Wer ist dafür verantwortlich, den Zugang zur biometrischen Software sicher zu halten?
Almas Industries liefert eine Lösung mit ausreichendem Schutz, die der DSGVO entspricht. Der Kunde ist der Datenverarbeiter und dafür verantwortlich, dass es eine wirksame Datenschutzrichtlinie gibt, die den Zugang zur Software regelt und einschränkt, und sich an die Grundsätze der DSGVO hält.

Menschliche Nachlässigkeit oder unsachgemäßer Gebrauch können zum Verlust personenbezogener Daten führen – wie bei allen anderen Speicherarten für personenbezogene Daten auch.

Der Zugriff auf die Software kann über eine Web-/Desktop-Anwendung erfolgen.

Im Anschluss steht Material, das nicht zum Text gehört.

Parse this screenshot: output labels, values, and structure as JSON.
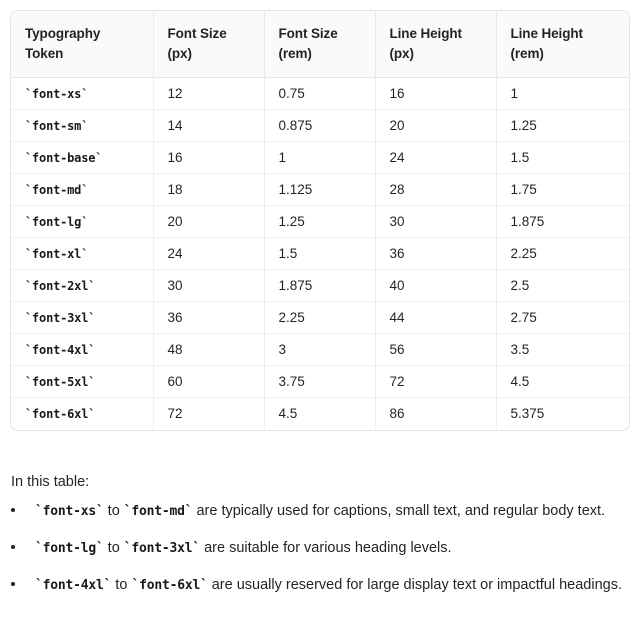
{
  "table": {
    "columns": [
      "Typography Token",
      "Font Size (px)",
      "Font Size (rem)",
      "Line Height (px)",
      "Line Height (rem)"
    ],
    "column_lines": [
      [
        "Typography",
        "Token"
      ],
      [
        "Font Size",
        "(px)"
      ],
      [
        "Font Size",
        "(rem)"
      ],
      [
        "Line Height",
        "(px)"
      ],
      [
        "Line Height",
        "(rem)"
      ]
    ],
    "rows": [
      {
        "token": "`font-xs`",
        "size_px": "12",
        "size_rem": "0.75",
        "lh_px": "16",
        "lh_rem": "1"
      },
      {
        "token": "`font-sm`",
        "size_px": "14",
        "size_rem": "0.875",
        "lh_px": "20",
        "lh_rem": "1.25"
      },
      {
        "token": "`font-base`",
        "size_px": "16",
        "size_rem": "1",
        "lh_px": "24",
        "lh_rem": "1.5"
      },
      {
        "token": "`font-md`",
        "size_px": "18",
        "size_rem": "1.125",
        "lh_px": "28",
        "lh_rem": "1.75"
      },
      {
        "token": "`font-lg`",
        "size_px": "20",
        "size_rem": "1.25",
        "lh_px": "30",
        "lh_rem": "1.875"
      },
      {
        "token": "`font-xl`",
        "size_px": "24",
        "size_rem": "1.5",
        "lh_px": "36",
        "lh_rem": "2.25"
      },
      {
        "token": "`font-2xl`",
        "size_px": "30",
        "size_rem": "1.875",
        "lh_px": "40",
        "lh_rem": "2.5"
      },
      {
        "token": "`font-3xl`",
        "size_px": "36",
        "size_rem": "2.25",
        "lh_px": "44",
        "lh_rem": "2.75"
      },
      {
        "token": "`font-4xl`",
        "size_px": "48",
        "size_rem": "3",
        "lh_px": "56",
        "lh_rem": "3.5"
      },
      {
        "token": "`font-5xl`",
        "size_px": "60",
        "size_rem": "3.75",
        "lh_px": "72",
        "lh_rem": "4.5"
      },
      {
        "token": "`font-6xl`",
        "size_px": "72",
        "size_rem": "4.5",
        "lh_px": "86",
        "lh_rem": "5.375"
      }
    ]
  },
  "intro": "In this table:",
  "bullets": [
    {
      "code_a": "`font-xs`",
      "mid": " to ",
      "code_b": "`font-md`",
      "tail": " are typically used for captions, small text, and regular body text."
    },
    {
      "code_a": "`font-lg`",
      "mid": " to ",
      "code_b": "`font-3xl`",
      "tail": " are suitable for various heading levels."
    },
    {
      "code_a": "`font-4xl`",
      "mid": " to ",
      "code_b": "`font-6xl`",
      "tail": " are usually reserved for large display text or impactful headings."
    }
  ],
  "colors": {
    "text": "#1f2328",
    "table_border": "#e3e5e8",
    "row_divider": "#eceef0",
    "header_bg": "#fafafa",
    "page_bg": "#ffffff"
  }
}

Es sollte ein nur für diesen Zweck verwendetes, komplexes Kennwort gewählt und jedes Mal geändert werden, wenn jemand, der das Kennwort kennt, das Unternehmen verlässt. Die Option „Kennwort speichern“ sollte nicht verwendet werden. Mobilgeräte, die für den Zugriff auf die Anwendung verwendet werden, sollten durch Kennwort oder Fingerabdruck geschützt sein. Außerdem sollten alle Backup-Geräte verschlüsselt und geschützt sein.